One might ask: who decides which perspectives count as substantive? Any answer is a normative choice, and different perspectives might not carry equal weight in public discourse. Any system that treats all perspectives as equivalent is making a claim it should be forced to defend. We haven’t solved this. We’re not sure it can be fully solved by an algorithm. What we believe is that the criteria a system uses have to be declared openly and made contestable, not buried inside the ranking.
One might also ask: how do we even identify the actors in a given debate? In some cases the actors are obvious while in others they emerge over time. A retrieval system that decides this question silently is making editorial choices without naming them.
Also: how do we formalize “perspective” in a way that is usable computationally without flattening what makes perspectives different in the first place? Reducing a position to a set of tags risks losing the texture that makes it a position rather than a slogan. But not formalizing it at all means the system can’t operate at scale.
Our working principle, across all of these, is that the meta-level has to be made explicit. A system trying to offer position diversity should declare openly which axes of diversity it is trying to cover, by what criteria, and with what known limits. Otherwise it reproduces, at a higher level, the same invisibility the whole exercise was trying to address.
If we don’t manage to make this boundary at least partially visible, for the questions where it actually matters, we’ll keep building solid opinions on foundations we can’t inspect. Not because those opinions are wrong, but because they’re incomplete in ways we can’t see, on questions where incompleteness isn’t a technical detail. It’s the substance of the problem.
That’s what Sources is trying to change, one (contested) question at a time.
References
Fishkin, R. (2024). 2024 Zero-Click Search Study. SparkToro, on Datos/Semrush panel data. sparktoro.com
Pan, B., Hembrooke, H., Joachims, T., Lorigo, L., Gay, G., & Granka, L. (2007). In Google We Trust: Users’ Decisions on Rank, Position, and Relevance. Journal of Computer-Mediated Communication, 12(3), 801–823.
Pandey, S., Roy, S., Olston, C., Cho, J., & Chakrabarti, S. (2005). Shuffling a Stacked Deck: The Case for Partially Randomized Ranking of Search Engine Results. Proceedings of VLDB.
Pariser, E. (2011). The Filter Bubble: What the Internet Is Hiding from You. Penguin Press.
Further reading
If you want to dig into the EV tariff debate yourself, here are some entry points spanning different positions. They are not exhaustive, and they intentionally include perspectives that disagree with each other.

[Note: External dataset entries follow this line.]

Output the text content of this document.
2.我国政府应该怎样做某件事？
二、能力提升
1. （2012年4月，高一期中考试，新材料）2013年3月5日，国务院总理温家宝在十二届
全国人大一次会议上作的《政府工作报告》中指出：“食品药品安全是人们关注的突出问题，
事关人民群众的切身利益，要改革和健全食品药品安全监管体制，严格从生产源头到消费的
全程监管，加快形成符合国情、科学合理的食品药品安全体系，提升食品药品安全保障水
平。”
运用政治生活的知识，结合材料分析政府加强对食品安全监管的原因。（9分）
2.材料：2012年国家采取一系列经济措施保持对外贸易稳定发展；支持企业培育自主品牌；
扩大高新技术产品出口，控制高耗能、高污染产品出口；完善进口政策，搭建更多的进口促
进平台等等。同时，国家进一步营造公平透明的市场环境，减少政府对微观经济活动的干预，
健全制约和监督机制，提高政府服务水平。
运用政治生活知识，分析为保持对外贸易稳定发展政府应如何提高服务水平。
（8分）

Pro-tariff / industrial protection. European Commission (2024). Provisional countervailing duties on imports of battery electric vehicles from China. Available at ec.europa.eu. The Commission’s own framing of the case. https://trade.ec.europa.eu/access-to-markets/en/news/eu-commission-imposes-countervailing-duties-imports-battery-electric-vehicles-bevs-china
Skeptical of the tariffs (free-trade and consumer perspective). Dadush, U. (2024). The European Commission’s duties on Chinese electric vehicles are a mistake. Bruegel.

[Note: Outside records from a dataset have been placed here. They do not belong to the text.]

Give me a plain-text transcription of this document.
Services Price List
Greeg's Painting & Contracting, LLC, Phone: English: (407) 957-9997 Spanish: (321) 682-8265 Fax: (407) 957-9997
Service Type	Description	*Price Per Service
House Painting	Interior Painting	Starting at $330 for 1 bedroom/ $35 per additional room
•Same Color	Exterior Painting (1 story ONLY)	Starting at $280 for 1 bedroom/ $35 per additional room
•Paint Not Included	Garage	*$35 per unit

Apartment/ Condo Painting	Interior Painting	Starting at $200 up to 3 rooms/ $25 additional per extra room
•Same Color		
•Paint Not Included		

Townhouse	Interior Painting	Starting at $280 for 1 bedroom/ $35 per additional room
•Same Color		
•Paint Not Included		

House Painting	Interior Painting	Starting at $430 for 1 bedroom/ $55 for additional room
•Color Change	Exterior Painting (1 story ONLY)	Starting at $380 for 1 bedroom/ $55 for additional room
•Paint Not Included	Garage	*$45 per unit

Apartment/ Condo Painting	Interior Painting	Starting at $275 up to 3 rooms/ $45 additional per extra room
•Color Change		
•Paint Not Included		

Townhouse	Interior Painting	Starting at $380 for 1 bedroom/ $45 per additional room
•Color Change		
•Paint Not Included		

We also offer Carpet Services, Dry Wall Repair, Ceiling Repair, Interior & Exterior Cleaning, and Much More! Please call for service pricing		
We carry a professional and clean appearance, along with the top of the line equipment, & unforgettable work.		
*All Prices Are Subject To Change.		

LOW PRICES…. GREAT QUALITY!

Climate-pragmatic angle. Mazzocco, I. (2023). Balancing Act: Managing European Dependencies on China for Climate Technologies. CSIS Brief.
German industrial perspective. Barkin, N., Kratz, A., & Sebastian, G. (2024). Ain’t No Duty High Enough. Rhodium Group. On why German automakers are exposed to retaliation.
https://rhg.com/research/aint-no-duty-high-enough/
Empirical / contrarian read on the data. Conconi, P., et al. (2026). Don’t swap tariffs for minimum prices on Chinese electric vehicles. CEPR. Argues the “flood of Chinese imports” narrative does not match the trade data.
https://cepr.org/voxeu/columns/dont-swap-tariffs-minimum-prices-chinese-electric-vehicles
For broader context on diversity in news retrieval. Pan et al. (2007), Pariser (2011), and Pandey et al. (2005), cited in the references above.
Methodological note
I used Claude to refine sentences, test phrasings, and pressure-test the structure of the argument.